Some school districts are scrambling to find enough teachers to ensure every classroom is covered. Something East Syracuse-Minoa is mindful of, with the district staying up to date with its recruitment efforts.
“It has become more challenging in recent years,” said Dr. Donna DeSiato, superintendent of East Syracuse-Minoa Central School District.
A challenge to fill and secure open positions, with New York State’s United Teachers Union reporting teacher education programs have declined 53% since 2009. State officials are estimating more than 180,000 new teachers will be needed in the next 10 years.
“In the teaching ranks alone, we have at least 10 to 15 or more positions right now that we know are open anywhere from pre-k through 12,” said Dr.
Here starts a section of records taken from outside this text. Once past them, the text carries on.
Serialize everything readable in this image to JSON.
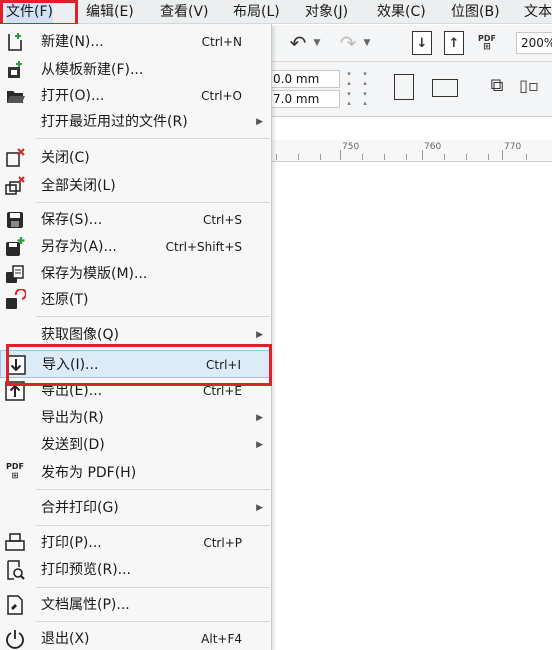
{
  "menubar": {
    "items": [
      "文件(F)",
      "编辑(E)",
      "查看(V)",
      "布局(L)",
      "对象(J)",
      "效果(C)",
      "位图(B)",
      "文本"
    ]
  },
  "toolbar": {
    "zoom": "200%",
    "pdf_label": "PDF",
    "fields": [
      "0.0 mm",
      "7.0 mm"
    ]
  },
  "ruler": {
    "labels": [
      "750",
      "760",
      "770"
    ]
  },
  "file_menu": {
    "items": [
      {
        "label": "新建(N)...",
        "shortcut": "Ctrl+N",
        "icon": "new-document-icon"
      },
      {
        "label": "从模板新建(F)...",
        "shortcut": "",
        "icon": "new-from-template-icon"
      },
      {
        "label": "打开(O)...",
        "shortcut": "Ctrl+O",
        "icon": "open-folder-icon"
      },
      {
        "label": "打开最近用过的文件(R)",
        "shortcut": "",
        "icon": ""
      },
      {
        "label": "关闭(C)",
        "shortcut": "",
        "icon": "close-document-icon"
      },
      {
        "label": "全部关闭(L)",
        "shortcut": "",
        "icon": "close-all-icon"
      },
      {
        "label": "保存(S)...",
        "shortcut": "Ctrl+S",
        "icon": "save-icon"
      },
      {
        "label": "另存为(A)...",
        "shortcut": "Ctrl+Shift+S",
        "icon": "save-as-icon"
      },
      {
        "label": "保存为模版(M)...",
        "shortcut": "",
        "icon": "save-template-icon"
      },
      {
        "label": "还原(T)",
        "shortcut": "",
        "icon": "revert-icon"
      },
      {
        "label": "获取图像(Q)",
        "shortcut": "",
        "icon": ""
      },
      {
        "label": "导入(I)...",
        "shortcut": "Ctrl+I",
        "icon": "import-icon"
      },
      {
        "label": "导出(E)...",
        "shortcut": "Ctrl+E",
        "icon": "export-icon"
      },
      {
        "label": "导出为(R)",
        "shortcut": "",
        "icon": ""
      },
      {
        "label": "发送到(D)",
        "shortcut": "",
        "icon": ""
      },
      {
        "label": "发布为 PDF(H)",
        "shortcut": "",
        "icon": "pdf-icon"
      },
      {
        "label": "合并打印(G)",
        "shortcut": "",
        "icon": ""
      },
      {
        "label": "打印(P)...",
        "shortcut": "Ctrl+P",
        "icon": "print-icon"
      },
      {
        "label": "打印预览(R)...",
        "shortcut": "",
        "icon": "print-preview-icon"
      },
      {
        "label": "文档属性(P)...",
        "shortcut": "",
        "icon": "document-properties-icon"
      },
      {
        "label": "退出(X)",
        "shortcut": "Alt+F4",
        "icon": "exit-icon"
      }
    ]
  }
}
DeSiato.
Key areas of need are math, science and special education. East Syracuse-Minoa expects that number to grow over the next several months.
“Computer science is also an area. We happen to also have career and technical education programs. So that’s a really very highly-specialized field, so we’re very mindful whenever one of those openings occurs,” said Dr. DeSiato.
The districts say more recently, it’s seen some of the impacts move into areas such as elementary grades or special areas requiring additional degrees, like a school psychologist.
“We used to have literally hundreds and hundreds of applications. Now we may have 40 or 50 applications to where we used to have hundreds in the area of elementary education. But in the areas of math, science, school psychologist, special education teachers, we may have a handful of applications. And we’re competing with all the area districts for those particular candidates,” said Dr. DeSiato.
COVID-19 plays a major role, but also retirement and just not enough people wanting to into the education field.
“I think we are in a period of time in which people are able to make choices, so we’re constantly recruiting for all of those areas as well,” said Dr. DeSiato.
The district says at this point, it’s confident that all open positions will be filled before the new school year starts in the fall.
“I can say that because I think we also work hard with regard to being a school district that has a very clear plan. We have a predictability, and I think that’s what people are looking for,” Dr. DeSiato said. “I came into this profession to be able to do what I love doing, which is teaching and learning, and I also want to be in a system that’s going to be planning for a future that has a sustainability. So we’re working hard at that so that we can communicate to those who will recruit that are being recruited that this is a place that you’ll want to work and you’ll want to stay so that hopefully you can make an impact here. And we trust that those that we recruit here will make an impact.”
Hoping to ease the burden and fill the ranks.